What is manufacturing overhead and what does it include?

Definition of Manufacturing Overhead

Manufacturing overhead (also known as factory overhead, factory burden, production overhead) involves a company's manufacturing operations. It includes the costs incurred in the manufacturing facilities other than the costs of direct materials and direct labor. Hence, manufacturing overhead is referred to as an indirect cost.

Generally accepted accounting principles require that a manufacturer's inventory and the cost of goods sold shall consist of:

  • the cost of direct materials
  • the cost of direct labor
  • the cost of manufacturing overhead

Note: Expenses that are outside of the manufacturing facilities, such as selling, general and administrative expenses, are not product costs and are not inventoriable. They are reported as expenses on the income statement in the accounting period in which they occur.

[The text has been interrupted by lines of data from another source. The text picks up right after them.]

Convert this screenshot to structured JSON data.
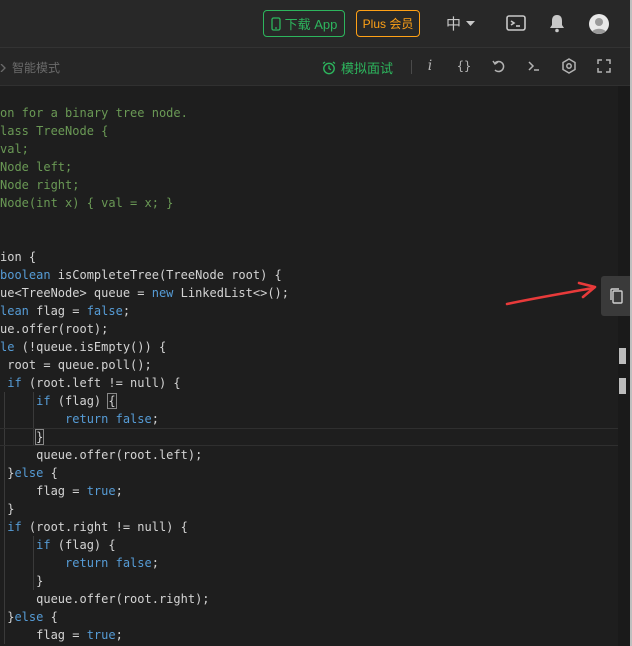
{
  "header": {
    "download_app_label": "下载 App",
    "plus_label": "Plus 会员",
    "language_label": "中",
    "icons": [
      "phone-icon",
      "language-caret-icon",
      "terminal-icon",
      "bell-icon",
      "avatar"
    ]
  },
  "toolbar": {
    "mode_label": "智能模式",
    "mock_interview_label": "模拟面试",
    "icons": [
      "info-icon",
      "format-braces-icon",
      "reset-icon",
      "console-icon",
      "settings-icon",
      "fullscreen-icon"
    ]
  },
  "colors": {
    "accent_green": "#2db55d",
    "plus_orange": "#ffa116",
    "comment": "#6a9955",
    "keyword": "#569cd6",
    "annotation_arrow": "#e83a3a"
  },
  "code_lines": [
    [
      {
        "t": "on for a binary tree node.",
        "c": "cmt"
      }
    ],
    [
      {
        "t": "lass TreeNode {",
        "c": "cmt"
      }
    ],
    [
      {
        "t": "val;",
        "c": "cmt"
      }
    ],
    [
      {
        "t": "Node left;",
        "c": "cmt"
      }
    ],
    [
      {
        "t": "Node right;",
        "c": "cmt"
      }
    ],
    [
      {
        "t": "Node(int x) { val = x; }",
        "c": "cmt"
      }
    ],
    [
      {
        "t": "",
        "c": ""
      }
    ],
    [
      {
        "t": "",
        "c": ""
      }
    ],
    [
      {
        "t": "ion {",
        "c": ""
      }
    ],
    [
      {
        "t": "boolean",
        "c": "kw"
      },
      {
        "t": " isCompleteTree(TreeNode root) {",
        "c": ""
      }
    ],
    [
      {
        "t": "ue<TreeNode> queue = ",
        "c": ""
      },
      {
        "t": "new",
        "c": "kw"
      },
      {
        "t": " LinkedList<>();",
        "c": ""
      }
    ],
    [
      {
        "t": "lean",
        "c": "kw"
      },
      {
        "t": " flag = ",
        "c": ""
      },
      {
        "t": "false",
        "c": "kw"
      },
      {
        "t": ";",
        "c": ""
      }
    ],
    [
      {
        "t": "ue.offer(root);",
        "c": ""
      }
    ],
    [
      {
        "t": "le",
        "c": "kw"
      },
      {
        "t": " (!queue.isEmpty()) {",
        "c": ""
      }
    ],
    [
      {
        "t": " root = queue.poll();",
        "c": ""
      }
    ],
    [
      {
        "t": " ",
        "c": ""
      },
      {
        "t": "if",
        "c": "kw"
      },
      {
        "t": " (root.left != null) {",
        "c": ""
      }
    ],
    [
      {
        "t": "     ",
        "c": ""
      },
      {
        "t": "if",
        "c": "kw"
      },
      {
        "t": " (flag) ",
        "c": ""
      },
      {
        "t": "{",
        "c": "bracket"
      }
    ],
    [
      {
        "t": "         ",
        "c": ""
      },
      {
        "t": "return false",
        "c": "kw"
      },
      {
        "t": ";",
        "c": ""
      }
    ],
    [
      {
        "t": "     ",
        "c": ""
      },
      {
        "t": "}",
        "c": "bracket"
      }
    ],
    [
      {
        "t": "     queue.offer(root.left);",
        "c": ""
      }
    ],
    [
      {
        "t": " }",
        "c": ""
      },
      {
        "t": "else",
        "c": "kw"
      },
      {
        "t": " {",
        "c": ""
      }
    ],
    [
      {
        "t": "     flag = ",
        "c": ""
      },
      {
        "t": "true",
        "c": "kw"
      },
      {
        "t": ";",
        "c": ""
      }
    ],
    [
      {
        "t": " }",
        "c": ""
      }
    ],
    [
      {
        "t": " ",
        "c": ""
      },
      {
        "t": "if",
        "c": "kw"
      },
      {
        "t": " (root.right != null) {",
        "c": ""
      }
    ],
    [
      {
        "t": "     ",
        "c": ""
      },
      {
        "t": "if",
        "c": "kw"
      },
      {
        "t": " (flag) {",
        "c": ""
      }
    ],
    [
      {
        "t": "         ",
        "c": ""
      },
      {
        "t": "return false",
        "c": "kw"
      },
      {
        "t": ";",
        "c": ""
      }
    ],
    [
      {
        "t": "     }",
        "c": ""
      }
    ],
    [
      {
        "t": "     queue.offer(root.right);",
        "c": ""
      }
    ],
    [
      {
        "t": " }",
        "c": ""
      },
      {
        "t": "else",
        "c": "kw"
      },
      {
        "t": " {",
        "c": ""
      }
    ],
    [
      {
        "t": "     flag = ",
        "c": ""
      },
      {
        "t": "true",
        "c": "kw"
      },
      {
        "t": ";",
        "c": ""
      }
    ]
  ],
  "copy_button_icon": "copy-icon"
}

Examples of Manufacturing Overhead

Some examples of manufacturing overhead costs include the following:

  • depreciation, rent and property taxes on the manufacturing facilities
  • depreciation on the manufacturing equipment
  • managers and supervisors in the manufacturing facilities
  • repairs and maintenance employees in the manufacturing facilities
  • electricity and gas used in the manufacturing facilities
  • indirect factory supplies, and much more

Because manufacturing overhead is an indirect cost, accountants are faced with the task of assigning or allocating overhead costs to each of the units produced. This is a challenging task because there may be no direct relationship. For example, the property taxes and insurance on the manufacturing buildings are based on the assets' value and not on the number of units manufactured. Yet these and other indirect costs must be allocated to the units manufactured.